Cases like this had an important influence on our understanding of how damage to certain parts of the brain can impact behaviour and functioning. Since those early influences, researchers have continued to make important discoveries about how the brain works. Research on neurons, neurotransmitters, evolution and the localisation of brain function, have all advanced our understanding of how biological processes impact thoughts, emotions and behaviours.
10 Amazing Facts About The Brain
- Your brain has about 100 billion neurons – that’s about as many stars as you’d find in the Milky Way!
- Our brains continue to produce new neurons throughout our lifespan.
- While humans can’t regenerate central nervous system nerves, worms can!
- Not all brain cells are the same – there are all shapes and sizes, and different types do different jobs.

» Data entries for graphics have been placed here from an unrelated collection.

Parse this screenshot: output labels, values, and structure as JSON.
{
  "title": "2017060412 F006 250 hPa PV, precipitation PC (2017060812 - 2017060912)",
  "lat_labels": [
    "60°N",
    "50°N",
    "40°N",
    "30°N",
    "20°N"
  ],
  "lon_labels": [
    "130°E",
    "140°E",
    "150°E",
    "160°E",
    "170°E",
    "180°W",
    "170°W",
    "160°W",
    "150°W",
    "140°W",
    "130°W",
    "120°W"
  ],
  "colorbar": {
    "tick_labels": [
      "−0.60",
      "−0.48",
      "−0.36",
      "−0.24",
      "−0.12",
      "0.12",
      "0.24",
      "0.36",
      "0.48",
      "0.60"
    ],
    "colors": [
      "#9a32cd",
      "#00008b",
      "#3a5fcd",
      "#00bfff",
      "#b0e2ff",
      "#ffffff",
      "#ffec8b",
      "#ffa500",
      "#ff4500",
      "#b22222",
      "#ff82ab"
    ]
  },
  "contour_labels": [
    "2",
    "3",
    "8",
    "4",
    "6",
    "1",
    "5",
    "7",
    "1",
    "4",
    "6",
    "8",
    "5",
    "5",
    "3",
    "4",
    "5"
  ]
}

- Because of something called neuroplasticity, the brain is constantly changing in response to experience.
- Signals in your neurons can travel at the same speed as a Formula 1 car (around 360 km/h)!
- The left/right-brain dominance is a myth – no one side of the brain is used more than the other.
- The brain is the most energy-intensive part of our body, using 20 per cent of our energy even though it makes up just three per cent of our weight.
- The brain is mostly water – that’s why sometimes if you’re dehydrated you feel dizzy or light-headed.
- Your brain is hyper-efficient, running on just 20 watts of power as opposed to a computer, which needs 65 to 250 watts. So, switch off that computer and switch on your brain!